Despite such calls for unity, the Liberians I met had been frustrated and angry at the U.S. And these feelings are coloring the way they view U.S. aid. Even following Thomas Eric Duncan’s story fades from the headlines, Wesseh says he will feel of it when the U.S. says it is committed to assisting Liberia via the crisis.
That a Liberian citizen died of Ebola when American citizens have survived tends to make him really feel that America may not be truly committed to helping the Liberian people.
“America protects its interests,” he says. “Yes they are right here these days, creating confident Ebola can be kicked out of Liberia, but only for their [business] transactions. I personally am disappointed.”
Back in the U.S. this week, Duncan’s nephew echoed some of the comments I heard in Monrovia. In an essay written for the Dallas Morning News, Josephus Weeks stated that his uncle did not have to die and that his therapy had been substandard.
Weeks brought up the situation of race in his opening paragraph: “He told the nurse he had not too long ago been in Liberia.
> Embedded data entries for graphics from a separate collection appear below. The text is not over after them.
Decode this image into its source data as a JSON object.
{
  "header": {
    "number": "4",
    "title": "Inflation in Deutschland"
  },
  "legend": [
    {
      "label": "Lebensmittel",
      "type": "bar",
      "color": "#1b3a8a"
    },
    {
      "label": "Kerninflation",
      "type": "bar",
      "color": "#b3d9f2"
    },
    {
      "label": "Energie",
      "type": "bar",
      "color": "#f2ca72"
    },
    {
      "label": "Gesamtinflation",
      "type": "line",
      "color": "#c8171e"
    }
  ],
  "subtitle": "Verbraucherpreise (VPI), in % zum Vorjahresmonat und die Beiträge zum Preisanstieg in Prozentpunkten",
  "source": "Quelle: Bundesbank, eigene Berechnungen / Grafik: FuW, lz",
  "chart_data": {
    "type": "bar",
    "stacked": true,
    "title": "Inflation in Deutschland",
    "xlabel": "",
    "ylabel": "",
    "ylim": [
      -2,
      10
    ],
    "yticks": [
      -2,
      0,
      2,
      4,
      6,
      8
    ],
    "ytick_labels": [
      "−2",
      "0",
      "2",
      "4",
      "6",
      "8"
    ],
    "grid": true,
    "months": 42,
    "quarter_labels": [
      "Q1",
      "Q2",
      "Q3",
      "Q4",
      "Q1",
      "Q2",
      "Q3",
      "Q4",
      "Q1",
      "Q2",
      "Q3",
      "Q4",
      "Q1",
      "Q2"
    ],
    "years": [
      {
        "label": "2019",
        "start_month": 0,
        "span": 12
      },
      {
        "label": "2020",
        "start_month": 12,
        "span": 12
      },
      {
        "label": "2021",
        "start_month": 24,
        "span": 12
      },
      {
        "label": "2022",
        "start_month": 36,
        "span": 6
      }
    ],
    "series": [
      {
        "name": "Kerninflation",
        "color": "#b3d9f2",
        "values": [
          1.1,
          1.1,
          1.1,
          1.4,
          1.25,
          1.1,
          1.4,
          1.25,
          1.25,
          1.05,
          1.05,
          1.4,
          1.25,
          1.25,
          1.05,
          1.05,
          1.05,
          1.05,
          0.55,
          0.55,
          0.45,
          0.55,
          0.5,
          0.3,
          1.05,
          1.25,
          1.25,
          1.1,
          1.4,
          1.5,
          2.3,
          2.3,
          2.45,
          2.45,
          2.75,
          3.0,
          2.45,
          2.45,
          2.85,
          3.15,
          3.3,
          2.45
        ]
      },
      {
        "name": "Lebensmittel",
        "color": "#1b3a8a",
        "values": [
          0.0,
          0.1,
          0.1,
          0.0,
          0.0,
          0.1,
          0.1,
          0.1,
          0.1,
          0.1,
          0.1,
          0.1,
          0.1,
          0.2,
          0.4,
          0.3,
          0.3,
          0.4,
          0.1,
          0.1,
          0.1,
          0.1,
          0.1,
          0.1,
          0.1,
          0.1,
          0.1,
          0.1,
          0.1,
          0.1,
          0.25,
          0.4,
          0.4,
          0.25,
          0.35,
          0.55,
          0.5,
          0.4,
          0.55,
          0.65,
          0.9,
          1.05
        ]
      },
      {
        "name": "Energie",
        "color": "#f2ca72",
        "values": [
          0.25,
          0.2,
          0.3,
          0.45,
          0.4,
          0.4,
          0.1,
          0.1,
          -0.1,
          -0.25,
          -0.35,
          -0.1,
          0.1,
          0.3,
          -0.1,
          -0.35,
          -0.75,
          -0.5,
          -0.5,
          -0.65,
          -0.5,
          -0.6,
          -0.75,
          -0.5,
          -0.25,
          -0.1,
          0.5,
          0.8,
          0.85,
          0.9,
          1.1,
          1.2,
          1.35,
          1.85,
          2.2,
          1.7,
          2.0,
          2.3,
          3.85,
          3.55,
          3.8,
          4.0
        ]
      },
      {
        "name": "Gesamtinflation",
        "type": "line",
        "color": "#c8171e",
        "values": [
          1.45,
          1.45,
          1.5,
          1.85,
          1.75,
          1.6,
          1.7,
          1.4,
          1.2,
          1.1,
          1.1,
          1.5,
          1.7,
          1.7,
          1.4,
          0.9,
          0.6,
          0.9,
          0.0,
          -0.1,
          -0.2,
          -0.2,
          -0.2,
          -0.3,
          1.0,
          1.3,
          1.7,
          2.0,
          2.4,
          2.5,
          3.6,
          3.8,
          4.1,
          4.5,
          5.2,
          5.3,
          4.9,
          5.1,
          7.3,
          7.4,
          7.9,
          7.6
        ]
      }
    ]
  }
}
But he was a man of colour with no wellness insurance and no means to pay for therapy, so within hours he was released with some antibiotics and Tylenol.”
He went on to say that “Thomas Eric Duncan was a victim of a broken system. Some speculate that this was a failure of the internal communications systems. Others have speculated that antibiotics and Tylenol are the normal protocol for a patient with out insurance coverage. … Their error set the wheels in motion for my uncle’s death and extra Ebola circumstances, and their ignorance, incompetence or indecency has designed a national security threat for our nation.”
Weeks captures what everybody I spoke to in Monrovia agreed with: that Duncan had not been treated with dignity and that his death was a tragedy.